En el documento que presentó la Asociación Nacional de Cazadores, al que accedió la diaria, se coincide en la necesidad de “actualizar la normativa en lo que refiere al tema de tenencia y porte de armas en Uruguay” y se comparte la preocupación por “la situación actual en materia de seguridad pública”. De todas formas, la asociación advierte que “el problema de la violencia armada no es el legítimo usuario ni el tirador deportivo ni el cazador ni el coleccionista, como tampoco lo es el importador y las armerías”.
El proyecto del FA es de “corte desarmista”
En el documento entregado a los legisladores la asociación apuntó que existe “una profunda diferencia” entre los dos proyectos. Sobre el proyecto del FA, la primera consideración que hacen es que el “rumbo” de la iniciativa “no puede definirse de otra manera que como un proyecto de corte desarmista”.
Los cazadores critican que se limite la cantidad de armas que puede tener una persona, lo cual está previsto en el artículo 19 del proyecto. “Para un cazador esto es extremadamente limitante”, dado que en la práctica “se utilizan armas distintas” dependiendo de “la modalidad de caza”. “Para nosotros es como limitar la cantidad de autos que ustedes quisieran adquirir, o la cantidad de televisores que una casa puede tener, o la cantidad de zapatos de fútbol que puede tener un jugador o raquetas de tenis”, señalaron en el documento.
Por otro lado, el proyecto del FA propone reducir el plazo del Título de Habilitación para la Tenencia y Adquisición (Thata) de armas de fuego de cinco a tres años. A juicio de la asociación, esta medida “solo burocratiza y encarece más el trámite”. Además, afirman que “ya quedó demostrado que no existe ningún dato concreto que indique que contar con menos armas legales disminuya los delitos. Todo lo contrario”.
Los legisladores del FA también plantean que será un requisito para adquirir el Thata que se acredite la “contratación de un seguro de responsabilidad civil contra terceros por los daños que pudieren provocarse con las armas de fuego o materiales controlados que se proyecta adquirir”. Los cazadores consideran que esta medida es “inviable”, puesto que “no solo golpea a quien cumple la ley en lugar de al delincuente –que no tiene Thata ni va a contratar ningún seguro–, sino porque genera costos adicionales sobre el legítimo usuario”.
“Exigir un seguro obligatorio solo encarece y complica la vida del cazador, tirador o persona que usa el arma legalmente, que pasa por todos los controles y se somete a evaluaciones psicológicas rutinarias para obtener su permiso”, afirman, y agregan que “aumentar los costos a quienes ya cumplen fomenta que más personas pasen a la ilegalidad”.
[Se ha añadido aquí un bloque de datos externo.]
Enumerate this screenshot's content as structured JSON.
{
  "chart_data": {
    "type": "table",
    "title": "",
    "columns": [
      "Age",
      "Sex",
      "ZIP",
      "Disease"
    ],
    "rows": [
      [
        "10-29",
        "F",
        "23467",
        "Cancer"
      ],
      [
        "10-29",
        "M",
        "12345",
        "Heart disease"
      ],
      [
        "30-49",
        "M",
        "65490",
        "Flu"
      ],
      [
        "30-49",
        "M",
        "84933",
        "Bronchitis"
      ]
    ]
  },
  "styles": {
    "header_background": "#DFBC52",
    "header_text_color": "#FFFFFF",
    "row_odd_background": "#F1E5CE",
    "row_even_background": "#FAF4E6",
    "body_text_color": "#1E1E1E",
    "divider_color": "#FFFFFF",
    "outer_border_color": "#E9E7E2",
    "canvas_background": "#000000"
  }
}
En el caso del proyecto de Camy, la asociación hace “observaciones y sugerencias” que consideran “convenientes” y que “agilizarían los trámites para los legítimos usuarios”. En primer lugar se refieren al artículo acerca de la obtención del Thata, en el que “los requisitos están bien planteados, pero desordenados”. En ese sentido, sugieren agregar una serie de artículos: uno sobre la renovación automática del Thata, para el que “será indispensable únicamente la presentación de antecedentes judiciales y certificado psicológico vigentes”, y otro que crea una Comisión de Educación y Manejo Seguro de Armas para “capacitar a los legítimos usuarios de armas de fuego”.